From what he can recall, the uprooting began when his band got a letter from the government, saying that children all had to be sent to the residential school.

In a way, Jones was a little lucky. Mission wasn’t far from Mt. Currie. And his four brothers and three sisters were sent to St. Mary’s.

“People got separated. They went to Kamloops, Williams Lake.”

Not that it made much difference. His family didn’t have money to visit anyway.

Jones saw Prime Minister Stephen Harper deliver the televised apology to school survivors during an historic meeting in the House of Commons in June 2008.

“That was good enough for everybody, but not for me. I wanted to see it physically,” said Jones.

So he asked the government for a written apology for everything he went through.

The effects of life in St. Mary’s have stayed with him his whole life, he says, adding the Roman Catholic Sisters of St. Ann, who ran the school, also should apologize.

Even though he had a job as a court worker for 17 years in the Mount Currie and Pemberton area, helping other former residential school survivors, Jones lived as a hermit for two decades in the bush, without electricity and running water. He’d jump in the lake for his shower.

He’s been running away for 60 years.

“Too ashamed to stay in one spot very long. This is the longest I’ve stayed in one place – six years,” he says, referring to his Maple Ridge home in Baptist Towers.

In the In-Shuck-ch Nation newsletter out of Deroche, his daughter Lucinda wonders if her dad really survived St. Mary’s.

“Is his real life/soul lost and buried at the residential school?” she asked in an excerpt from her education thesis from six years ago.

“What are we seeing, is it really just a hollow form of Angus Jones, a product of residential school?”

He lives alone in the woods and he never visits, she says.

Later, she notes he’s improving and his face glowed with “kindness and love.”

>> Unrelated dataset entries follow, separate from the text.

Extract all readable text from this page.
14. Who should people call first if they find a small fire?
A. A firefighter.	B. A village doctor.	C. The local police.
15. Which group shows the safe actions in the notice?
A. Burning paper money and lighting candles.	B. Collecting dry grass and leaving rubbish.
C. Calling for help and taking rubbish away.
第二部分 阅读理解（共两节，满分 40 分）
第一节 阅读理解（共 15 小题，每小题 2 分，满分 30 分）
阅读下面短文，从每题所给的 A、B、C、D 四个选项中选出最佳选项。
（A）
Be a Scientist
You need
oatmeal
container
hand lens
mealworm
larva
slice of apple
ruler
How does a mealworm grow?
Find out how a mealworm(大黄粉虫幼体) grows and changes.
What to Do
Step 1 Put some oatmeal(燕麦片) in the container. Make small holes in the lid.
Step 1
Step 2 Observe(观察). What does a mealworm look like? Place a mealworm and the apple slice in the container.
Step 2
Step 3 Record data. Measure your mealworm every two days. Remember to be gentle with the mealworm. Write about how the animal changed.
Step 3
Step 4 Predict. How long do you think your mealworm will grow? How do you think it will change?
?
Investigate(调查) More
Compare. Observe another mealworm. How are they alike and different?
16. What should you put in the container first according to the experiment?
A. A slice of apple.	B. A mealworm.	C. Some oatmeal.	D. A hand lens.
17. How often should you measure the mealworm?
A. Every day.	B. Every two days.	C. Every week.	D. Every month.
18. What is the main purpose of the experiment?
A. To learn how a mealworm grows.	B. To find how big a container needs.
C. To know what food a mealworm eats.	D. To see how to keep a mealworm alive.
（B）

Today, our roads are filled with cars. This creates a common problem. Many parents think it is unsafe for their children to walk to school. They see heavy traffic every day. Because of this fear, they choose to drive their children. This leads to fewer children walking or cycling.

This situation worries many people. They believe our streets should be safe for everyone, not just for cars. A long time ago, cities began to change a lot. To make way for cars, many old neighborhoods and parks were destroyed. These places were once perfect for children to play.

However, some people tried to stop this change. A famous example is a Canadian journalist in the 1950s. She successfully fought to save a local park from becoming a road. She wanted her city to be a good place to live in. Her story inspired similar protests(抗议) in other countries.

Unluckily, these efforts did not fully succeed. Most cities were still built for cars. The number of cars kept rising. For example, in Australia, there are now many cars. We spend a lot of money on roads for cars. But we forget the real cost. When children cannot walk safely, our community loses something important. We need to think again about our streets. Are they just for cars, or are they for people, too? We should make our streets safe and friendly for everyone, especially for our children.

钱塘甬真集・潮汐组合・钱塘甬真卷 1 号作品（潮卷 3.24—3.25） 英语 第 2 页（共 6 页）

Jones, 71, doesn’t want to talk too much about his time at St. Mary’s. Each person’s experience in the school was unique.

“Each person is different and received different treatment over there.”

But he hasn’t forgotten and is trying to remember as many details as he can and put them into print so others know what happened.

He’s been writing it for the last 20 years and says it’s painful remembering the details, but doesn’t want to omit anything. He doesn’t know when that will be finished, but knows exactly why he’s doing so.

“Why not? Why not?” he asks.

“Would you keep it to yourself?”

Jones says the deputy minister told him he was the first to ask for such a letter.

While residential school survivors, including Jones, under the Indian Residential Schools Settlement Agreement, have received cash payments for their years in residence, the money was quickly spent. Many have since died.

The letter is more important than the money, he says.

“To me it is.”

He wants all residential school survivors to ask for a letter for apology.

“When they admitted it was their fault and not mine – it really lifted a load off my shoulders on that day.”

Receiving the piece of paper, holding it, reading it, brings to an end those years.

“I’m going to frame it.”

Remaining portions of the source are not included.